Absolutely based and correctpilled
>4 different cheeses
>more cheeses the better
>waiter, bring me your five most expensive wines and pour them all into a bucket
Yeah, so fancy bro, real class.
yeah no one goes out and buys 4 different types of cheese for a grilled cheese maybe 2 at most you're very pretentious if you put that many types on not to mention mixing all those cheeses makes it taste like shit compared to a single or double type of cheese, mixing heaps of flavours makes it taste way worse complexity =/= tasty
it's a movie. thus he's gotta MOVE bro.
>yeah no one goes out and buys 4 different types of cheese for a grilled cheese
I do. But I'm not poor trash like you are.
>buys 4 prepackaged presliced cheeses
lol, look at this white trash, have you ever even seen a cheese wheel?
No, the oil would make it worse. You use butter and butter alone because it will inevitably soak into the bread which is disgusting for most cooking oils but nice for butter.

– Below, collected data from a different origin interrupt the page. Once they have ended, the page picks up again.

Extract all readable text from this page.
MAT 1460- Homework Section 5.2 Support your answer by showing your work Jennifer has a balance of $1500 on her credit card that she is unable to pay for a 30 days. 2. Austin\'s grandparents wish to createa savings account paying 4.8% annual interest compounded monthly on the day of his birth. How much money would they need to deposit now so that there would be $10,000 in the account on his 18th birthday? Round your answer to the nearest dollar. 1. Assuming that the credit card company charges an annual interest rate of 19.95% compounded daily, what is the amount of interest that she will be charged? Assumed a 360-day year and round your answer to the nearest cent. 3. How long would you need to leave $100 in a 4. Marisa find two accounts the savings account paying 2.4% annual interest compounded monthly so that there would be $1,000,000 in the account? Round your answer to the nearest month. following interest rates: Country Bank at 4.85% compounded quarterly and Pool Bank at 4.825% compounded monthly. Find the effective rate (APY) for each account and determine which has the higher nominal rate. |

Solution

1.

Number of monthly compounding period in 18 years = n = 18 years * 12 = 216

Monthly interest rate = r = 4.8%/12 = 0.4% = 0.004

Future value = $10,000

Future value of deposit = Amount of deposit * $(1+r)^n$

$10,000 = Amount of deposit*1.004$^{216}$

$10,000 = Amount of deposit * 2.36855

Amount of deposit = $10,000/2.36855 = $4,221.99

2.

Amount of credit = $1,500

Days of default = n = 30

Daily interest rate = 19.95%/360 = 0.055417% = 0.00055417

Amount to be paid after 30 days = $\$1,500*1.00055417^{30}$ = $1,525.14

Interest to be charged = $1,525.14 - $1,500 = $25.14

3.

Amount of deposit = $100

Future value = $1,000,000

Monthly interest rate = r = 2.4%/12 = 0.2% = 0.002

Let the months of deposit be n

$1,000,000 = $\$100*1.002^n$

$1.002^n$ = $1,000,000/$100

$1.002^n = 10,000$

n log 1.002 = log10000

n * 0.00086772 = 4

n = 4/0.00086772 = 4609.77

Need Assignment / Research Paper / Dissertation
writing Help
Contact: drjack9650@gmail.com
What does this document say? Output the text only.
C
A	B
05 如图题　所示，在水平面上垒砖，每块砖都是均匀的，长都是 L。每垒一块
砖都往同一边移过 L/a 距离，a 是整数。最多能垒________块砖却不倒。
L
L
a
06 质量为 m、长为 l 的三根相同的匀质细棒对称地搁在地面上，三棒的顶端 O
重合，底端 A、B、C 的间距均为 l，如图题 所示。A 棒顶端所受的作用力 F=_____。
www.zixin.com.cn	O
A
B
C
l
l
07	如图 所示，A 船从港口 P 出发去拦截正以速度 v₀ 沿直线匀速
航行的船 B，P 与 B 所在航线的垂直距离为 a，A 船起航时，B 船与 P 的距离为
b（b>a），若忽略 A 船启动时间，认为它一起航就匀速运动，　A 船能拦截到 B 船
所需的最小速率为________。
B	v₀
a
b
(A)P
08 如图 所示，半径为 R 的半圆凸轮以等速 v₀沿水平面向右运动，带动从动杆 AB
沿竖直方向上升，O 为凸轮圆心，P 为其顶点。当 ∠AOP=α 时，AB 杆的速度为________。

Only reason I can think of for using oil is if you're worried you're going to burn the butter but.... just turn the heat down. If you're that worries about it, use clarified butter.
>grab the sandwich and put it on a plate
>grab the sandwich and put it on a cutting board
>grab the sandwich and put it back on the same plate
do americans really?
>middle class retard thinks tillamook is a fancy expensive brand
I put three cheeses on a pizza just for myself and felt like I was telegraphing late stage obscene Roman decadence.
>says he's not poor
>can't even afford cheese from cows treated with rBST
lmao
The answer is no. Americans don't cook. They have DoorDash.
Base cheese for meltiness, musty cheese for umame, light cheese for balance, sharp cheese for bite. Expensive wines are already mixes from different barrels to meet the winemaker's trademark taste. In the same way mixing cheeses achieves an effect greater than what you could with a single cheese.
1 melty cheese for texture
1 mature cheese for flavour
1 strong cheese used sparingly , sprinkled randomly so you get little bursts of flavour.
I tend to do Swiss, a nice cheddar and some crumbled up blue cheese.